AFC Gamma, Inc. AFCG has amended its previously announced $150 million credit facility with Acreage Holdings, Inc. ACRHF ACRDF ACRG ACRG
Under the terms of the amended credit facility, an additional $25 million is now available for immediate draw by Acreage, with a further $25 million available in future periods under a committed accordion option upon achieving certain predetermined milestones. The terms of these additional draws replace the prior $50 million accordion option. The amended credit facility now includes a variable interest rate equal to U.S. prime plus 5.75 % per annum, payable monthly in arrears, with a prime floor of 5.50%. Acreage intends to use the proceeds to fund expansion initiatives and provide additional working capital.
Steve Goertz, CFO of Acreage, stated, “The amended terms to the credit facility align with current market conditions and will allow Acreage to strengthen our balance sheet as we scale our core footprint, particularly in the Northeast. This infusion of capital comes at an opportune time as we elevate our cultivation and wholesale abilities in New Jersey and cement our presence in the upcoming adult-use markets in Connecticut and New York. We are thrilled that AFC Gamma and Viridescent continue to show their confidence in our growth potential and remain valuable partners.”
AFC Gamma has committed to up to $90 million under the amended credit facility, with an additional commitment of up to $15 million syndicated to an affiliate and the remaining $45 million committed by Viridescent Realty Trust, Inc.
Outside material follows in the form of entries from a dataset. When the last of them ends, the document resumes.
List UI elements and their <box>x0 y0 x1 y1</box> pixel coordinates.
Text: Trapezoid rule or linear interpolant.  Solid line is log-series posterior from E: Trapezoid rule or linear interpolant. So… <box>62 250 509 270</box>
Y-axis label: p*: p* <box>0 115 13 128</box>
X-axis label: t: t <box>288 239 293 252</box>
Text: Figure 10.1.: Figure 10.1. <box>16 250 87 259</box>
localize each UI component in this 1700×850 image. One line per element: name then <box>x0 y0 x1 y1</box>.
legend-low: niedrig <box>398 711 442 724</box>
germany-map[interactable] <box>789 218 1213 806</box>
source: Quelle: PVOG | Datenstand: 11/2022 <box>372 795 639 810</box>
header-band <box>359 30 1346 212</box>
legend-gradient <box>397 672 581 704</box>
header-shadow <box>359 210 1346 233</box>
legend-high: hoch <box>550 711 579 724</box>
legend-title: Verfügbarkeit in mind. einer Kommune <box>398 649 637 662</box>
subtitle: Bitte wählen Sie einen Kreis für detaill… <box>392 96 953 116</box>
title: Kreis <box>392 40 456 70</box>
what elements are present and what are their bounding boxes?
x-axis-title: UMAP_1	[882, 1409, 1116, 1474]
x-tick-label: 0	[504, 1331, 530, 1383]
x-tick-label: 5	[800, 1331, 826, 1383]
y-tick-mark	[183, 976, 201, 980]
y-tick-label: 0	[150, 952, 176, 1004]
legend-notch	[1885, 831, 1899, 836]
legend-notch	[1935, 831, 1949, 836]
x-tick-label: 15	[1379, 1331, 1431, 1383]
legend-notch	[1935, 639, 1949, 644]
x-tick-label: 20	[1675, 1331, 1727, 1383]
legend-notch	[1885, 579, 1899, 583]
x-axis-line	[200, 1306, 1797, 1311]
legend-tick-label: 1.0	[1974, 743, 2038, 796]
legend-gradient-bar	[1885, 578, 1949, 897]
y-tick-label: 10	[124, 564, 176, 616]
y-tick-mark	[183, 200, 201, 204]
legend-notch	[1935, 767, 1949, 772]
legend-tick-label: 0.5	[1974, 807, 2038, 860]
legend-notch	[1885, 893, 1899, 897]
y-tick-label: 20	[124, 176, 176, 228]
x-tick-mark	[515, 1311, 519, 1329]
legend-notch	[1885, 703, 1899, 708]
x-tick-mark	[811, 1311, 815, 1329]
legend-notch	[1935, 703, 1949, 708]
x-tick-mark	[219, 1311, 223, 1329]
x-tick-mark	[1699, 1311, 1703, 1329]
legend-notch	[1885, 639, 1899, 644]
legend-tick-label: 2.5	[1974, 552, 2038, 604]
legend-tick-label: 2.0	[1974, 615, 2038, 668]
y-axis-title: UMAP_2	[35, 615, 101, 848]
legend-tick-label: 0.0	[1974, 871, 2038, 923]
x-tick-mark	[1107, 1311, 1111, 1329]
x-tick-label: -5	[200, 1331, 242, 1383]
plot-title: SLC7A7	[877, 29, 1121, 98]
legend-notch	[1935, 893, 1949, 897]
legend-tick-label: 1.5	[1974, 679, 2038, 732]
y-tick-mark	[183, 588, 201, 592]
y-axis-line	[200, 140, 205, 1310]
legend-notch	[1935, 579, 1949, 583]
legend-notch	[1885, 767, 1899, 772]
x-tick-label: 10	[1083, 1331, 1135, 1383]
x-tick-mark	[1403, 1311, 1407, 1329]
The facility is secured by first-lien mortgages on Acreage’s owned real estate properties and other commercial security interests.
Acreage and Canopy Enter Into New U.S. Strategic Arrangement
Acreage has entered into an arrangement agreement with Canopy Growth Corporation CGC WEED and Canopy USA, LLC, CGC’s newly-created U.S. domiciled holding company, pursuant to which, subject to approval of the holders of the class D subordinate voting shares of Acreage and the terms and conditions of the floating share agreement, Canopy USA will acquire all of the issued and outstanding floating shares by way of court-approved plan of arrangement for consideration of 0.4500 of a common share of Canopy in exchange for each floating share. The floating share arrangement represents a premium of 17.2% to the floating shares based on the volume weighted average prices of the floating shares and Canopy shares for the 30-day trading period ending on October 24, 2022, on the Canadian Securities Exchange and Nasdaq Global Select Market, respectively.
Peter Caldini, CEO of Acreage, stated, “The entering into of the floating share agreement with Canopy is a logical next step for Acreage, as we have completed a major transformation of our business over the last few years, delivering profitability, and focusing on expanding our business in highly attractive Northeastern markets in preparation for considerable industry growth. The integration of Acreage into Canopy’s U.S. ecosystem will allow shareholders of both companies to participate in this strategic market opportunity with aligned interests.”
Acreage Holdings shares were trading 5.18% higher at $0.69 per share at the time of writing Tuesday morning.